Do you have a problem with presenteeism at your workplace?

In case you don’t know, that is the problem of workers being on the job but, because of illness or other medical conditions, not fully functioning. It usually starts with no warning signs. And it can significantly impact your company’s bottom line.

Depression is a major cause of presenteeism, as well as absenteeism and productivity loss. Yet it often goes undetected and untreated. The ability to identify major depression in the workplace is complicated by a number of issues such as employees’ concerns about confidentiality or the impact it may have on their job if others know. Yet, 80 percent of patients with depression will improve with treatment.

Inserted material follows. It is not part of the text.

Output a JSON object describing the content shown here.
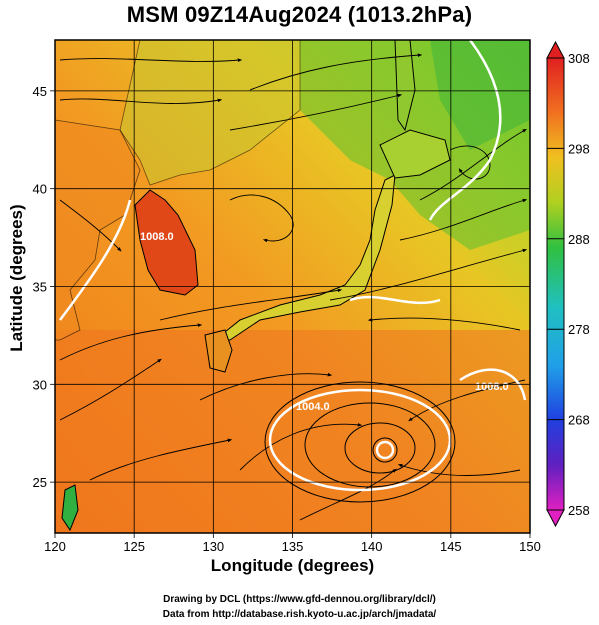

The highest rates of presenteeism are likely to be found among:

  • Workaholics: These are individuals who are internally motivated to work excessively and compulsively. In addition to their high levels of presenteeism, workaholics also display the highest burnout and lowest happiness levels compared to non-workaholics.
  • Performance-based self-esteem sufferers: When an individual’s self-esteem depends on performance he or she may feel the need to prove self-worth while on the job. Researchers found that PBSE is a major cause of presenteeism and that relationship between PBSE and presenteeism was strengthened when workers experienced high physical and psychological work demands.

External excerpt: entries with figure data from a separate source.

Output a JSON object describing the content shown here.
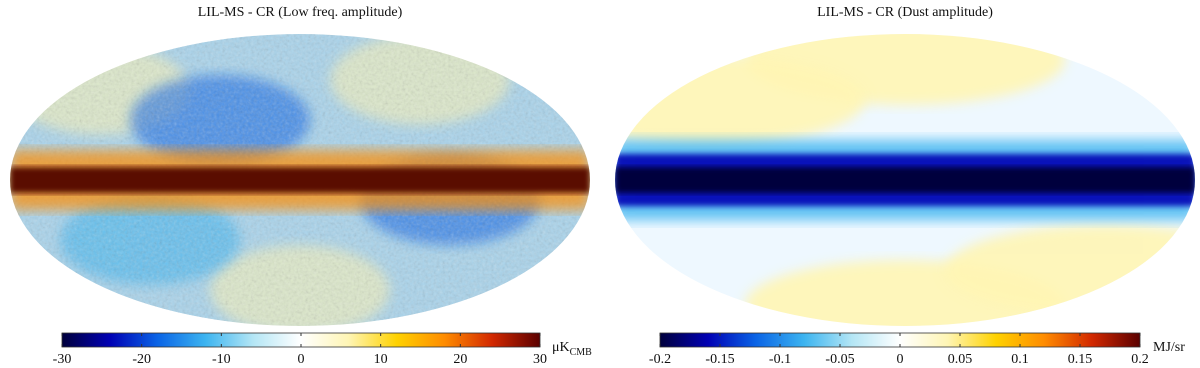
{
  "chart_data": [
    {
      "type": "mollweide-map",
      "title": "LIL-MS - CR (Low freq. amplitude)",
      "colorbar": {
        "lim": [
          -30,
          30
        ],
        "ticks": [
          -30,
          -20,
          -10,
          0,
          10,
          20,
          30
        ],
        "unit": "μK",
        "unit_subscript": "CMB"
      },
      "colormap": [
        "#00003c",
        "#0000b4",
        "#0a64e6",
        "#3cb4f0",
        "#b4e6f5",
        "#ffffff",
        "#fff5b4",
        "#ffd200",
        "#ff8c00",
        "#d22800",
        "#5a0000"
      ],
      "band_color": "#5a0a00",
      "base_color": "#a9d4ec"
    },
    {
      "type": "mollweide-map",
      "title": "LIL-MS - CR (Dust amplitude)",
      "colorbar": {
        "lim": [
          -0.2,
          0.2
        ],
        "ticks": [
          -0.2,
          -0.15,
          -0.1,
          -0.05,
          0,
          0.05,
          0.1,
          0.15,
          0.2
        ],
        "unit": "MJ/sr"
      },
      "colormap": [
        "#00003c",
        "#0000b4",
        "#0a64e6",
        "#3cb4f0",
        "#b4e6f5",
        "#ffffff",
        "#fff5b4",
        "#ffd200",
        "#ff8c00",
        "#d22800",
        "#5a0000"
      ],
      "band_color": "#00003c",
      "base_color": "#eef8ff"
    }
  ]
}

Does your organization’s culture actually reward employees for workaholic-type behavior or foster PSBE?

While many employers are aware of costs due to absenteeism, there is now increasing evidence that presenteeism may also result in significant costs to the organization in the form of decreased productivity while at work.

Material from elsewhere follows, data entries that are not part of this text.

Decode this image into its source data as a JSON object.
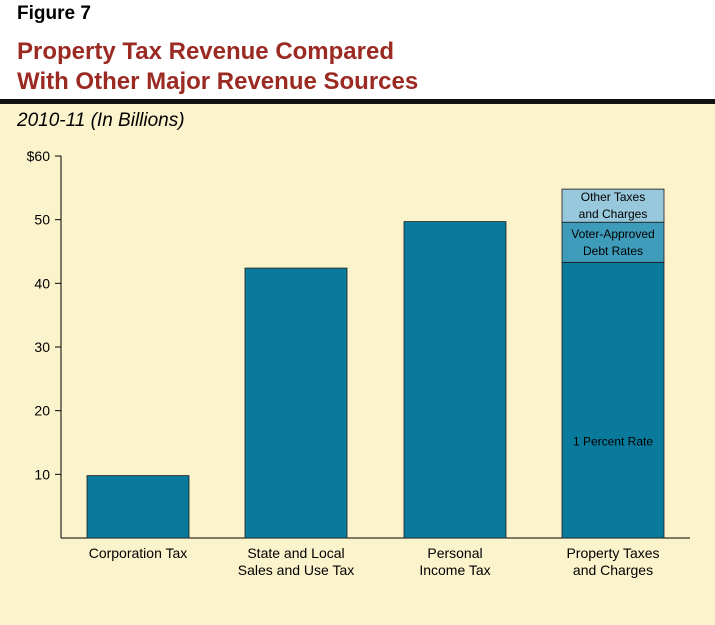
{
  "figure": {
    "label": "Figure 7"
  },
  "title": {
    "line1": "Property Tax Revenue Compared",
    "line2": "With Other Major Revenue Sources"
  },
  "subtitle": "2010-11 (In Billions)",
  "colors": {
    "bar": "#0a7a9c",
    "bar_mid": "#3e9cba",
    "bar_light": "#98c8dc",
    "title": "#9b2a23",
    "panel": "#fbf3cc"
  },
  "chart_data": {
    "type": "bar",
    "stacked": true,
    "title": "Property Tax Revenue Compared With Other Major Revenue Sources",
    "subtitle": "2010-11 (In Billions)",
    "xlabel": "",
    "ylabel": "",
    "ylim": [
      0,
      60
    ],
    "yticks": [
      {
        "value": 10,
        "label": "10"
      },
      {
        "value": 20,
        "label": "20"
      },
      {
        "value": 30,
        "label": "30"
      },
      {
        "value": 40,
        "label": "40"
      },
      {
        "value": 50,
        "label": "50"
      },
      {
        "value": 60,
        "label": "$60"
      }
    ],
    "categories": [
      {
        "lines": [
          "Corporation Tax"
        ]
      },
      {
        "lines": [
          "State and Local",
          "Sales and Use Tax"
        ]
      },
      {
        "lines": [
          "Personal",
          "Income Tax"
        ]
      },
      {
        "lines": [
          "Property Taxes",
          "and Charges"
        ]
      }
    ],
    "series": [
      {
        "name": "1 Percent Rate",
        "label_lines": [
          "1 Percent Rate"
        ],
        "color": "#0a7a9c",
        "text_color": "#000000",
        "values": [
          9.8,
          42.4,
          49.7,
          43.3
        ]
      },
      {
        "name": "Voter-Approved Debt Rates",
        "label_lines": [
          "Voter-Approved",
          "Debt Rates"
        ],
        "color": "#3e9cba",
        "text_color": "#000000",
        "values": [
          0,
          0,
          0,
          6.3
        ]
      },
      {
        "name": "Other Taxes and Charges",
        "label_lines": [
          "Other Taxes",
          "and Charges"
        ],
        "color": "#98c8dc",
        "text_color": "#000000",
        "values": [
          0,
          0,
          0,
          5.2
        ]
      }
    ],
    "segment_labels_on_bar": [
      3
    ]
  }
}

Depression is estimated to cause 200 million lost workdays each year, at a cost to employers of $17 to $44 billion. And that doesn’t include lost productivity due to presenteeism. Consider these statistics:

  • Approximately 80 percent of persons with depression reported some level of functional impairment because of their depression, and 27 percent reported serious difficulties in work and home life.
  • In a given year, 18.8 million American adults (9.5 percent of the adult population) will suffer from a depressive illness.
  • It is estimated that 20 percent of people aged 55 years or older experience some type of mental health issue.
  • Depression is the most prevalent mental health problem among older adults.

There are a number of strategies employers can pursue to support employees’ mental health such as:

  • holding depression recognition screenings;
  • placing confidential self-rating sheets in cafeterias, break rooms, or bulletin boards;
  • promoting greater awareness through employee assistance programs (EAP); training supervisors in depression recognition; and
  • ensuring workers’ access to needed psychiatric services through health insurance benefits and benefit structures.

Presenteeism due to depression can be quickly and effectively decreased. Psychotherapy and medication are the first line of treatment for depression. And for those who are resistant to medication, there is Transcranial Magnetic Stimulation a promising treatment for chronic depression that works in many ways as an “MRI for the brain.” It uses magnetic pulses to stimulate nerve cells in the brain to improve symptoms of depression. Medicare and many private insurance plans cover it.